Era già successo a Locarno, dopo le elezioni cantonali, ed è accaduto di nuovo a Manno, dopo le elezioni federali. E ormai sta diventando un classico dei Comitati PLR. Parliamo del “duello” tra Fulvio Pelli e Alessandra Gianella.

Giovedì scorso l’ex presidente è tornato a “strigliare” il gruppo parlamentare. Pelli rimprovera alla pattuglia liberale radicale in Gran Consiglio di avere uno scarso profilo - o di non averlo affatto - di farsi dettare l’agenda dagli altri partiti, in particolare dall’UDC e dal grande ex Sergio Morisoli, di avere una comunicazione poco efficace, quasi silenziosa. Giudizio severo, anche perché ribadito in due occasioni pubbliche, con un sotto testo chiaro: dovete lavorare di più e meglio.

Alessandra Gianella raramente perde il suo aplomb. Forse ci sono solo due persone in grado di far vacillare il suo carattere diplomatico: uno è Fiorenzo Dadò, l’altro è proprio Fulvio Pelli. La critica formulata dall’Uomo del Monte proprio non le va giù e di conseguenza, a Locarno come a Manno, ha difeso a spada tratta il suo lavoro e quello del gruppo che dirige.

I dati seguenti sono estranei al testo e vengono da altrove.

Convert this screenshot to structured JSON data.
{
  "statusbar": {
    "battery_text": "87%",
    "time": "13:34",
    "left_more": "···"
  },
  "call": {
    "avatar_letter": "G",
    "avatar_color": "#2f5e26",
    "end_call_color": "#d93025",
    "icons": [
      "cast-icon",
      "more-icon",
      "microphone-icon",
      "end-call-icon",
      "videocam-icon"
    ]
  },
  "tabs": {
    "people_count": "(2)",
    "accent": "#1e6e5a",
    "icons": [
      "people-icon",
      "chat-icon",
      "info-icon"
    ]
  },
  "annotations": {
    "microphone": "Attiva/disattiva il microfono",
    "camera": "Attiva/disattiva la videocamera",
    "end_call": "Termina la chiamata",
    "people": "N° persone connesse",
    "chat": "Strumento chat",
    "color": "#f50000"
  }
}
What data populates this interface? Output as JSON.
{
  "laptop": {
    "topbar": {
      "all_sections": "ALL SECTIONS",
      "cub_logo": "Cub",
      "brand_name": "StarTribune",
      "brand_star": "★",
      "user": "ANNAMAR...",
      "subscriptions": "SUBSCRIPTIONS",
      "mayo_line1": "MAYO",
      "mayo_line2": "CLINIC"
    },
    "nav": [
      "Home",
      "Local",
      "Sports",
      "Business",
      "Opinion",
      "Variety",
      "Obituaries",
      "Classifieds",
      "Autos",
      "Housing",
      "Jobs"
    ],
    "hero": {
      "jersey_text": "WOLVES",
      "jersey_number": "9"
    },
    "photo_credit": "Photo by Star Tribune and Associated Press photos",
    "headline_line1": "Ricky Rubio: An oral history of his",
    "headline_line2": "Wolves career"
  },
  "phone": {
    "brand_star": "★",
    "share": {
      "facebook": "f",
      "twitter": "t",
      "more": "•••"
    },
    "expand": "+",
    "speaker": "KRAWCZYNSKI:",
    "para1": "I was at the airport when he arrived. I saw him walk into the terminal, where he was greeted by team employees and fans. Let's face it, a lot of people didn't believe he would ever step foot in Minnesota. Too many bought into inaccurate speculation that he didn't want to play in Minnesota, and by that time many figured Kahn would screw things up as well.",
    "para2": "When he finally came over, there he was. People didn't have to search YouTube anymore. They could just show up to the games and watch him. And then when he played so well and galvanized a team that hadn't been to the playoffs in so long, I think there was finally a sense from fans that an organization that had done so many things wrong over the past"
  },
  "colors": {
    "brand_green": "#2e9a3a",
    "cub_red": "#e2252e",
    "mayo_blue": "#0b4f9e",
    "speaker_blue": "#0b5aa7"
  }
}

Gianella ha spiegato che i deputati PLR si danno un gran daffare, ma che avrebbero bisogno che dal serbatoio del partito, che indubbiamente raccoglie grandi competenze in ogni ambito, anziché critiche o frustrazioni di vario genere, giungessero stimoli, suggerimenti e proposte. E su questo ha ragione. La capogruppo ha aggiunto che oggi il PLR non ha più i numeri per dettar legge in Gran Consiglio, come invece accadeva in passato (ai tempi di Fulvio…). Qui, invece, ha ragione solo in parte, poiché se è vero che a livello numerico il partitone è ormai ex (anche se resta il primo partito del Cantone), proprio Sergio Morisoli e Paolo Pamini hanno dimostrato che bastano due teste pensanti che hanno voglia di lavorare per far ballare il Parlamento.

La comunicazione, invece, è un discorso scivoloso. Molto spesso diventa l’alibi perfetto per non affrontare il nocciolo del problema. I partiti comunicano bene quando hanno qualcosa da dire: idee forti e concrete, cioè una linea politica chiara. Altrimenti anche la migliore comunicazione risulta evanescente, inefficace. Sarebbe ingeneroso dire che il gruppo parlamentare del PLR non ha mai presentato proposte capaci di catturare l’interesse generale o assunto posizioni minoritarie, in grado di profilare il partito. La riforma fiscale che tanto dibattito sta suscitando è farina del sacco liberale radicale, benché rimpastata insieme a Lega e UDC, l’opposizione all’iniziativa sull’imposta di circolazione proposta dal Centro o al salario minimo, sono altri esempi di voti di minoranza. E qui, forse, erano sbagliate le posizioni più che la comunicazione.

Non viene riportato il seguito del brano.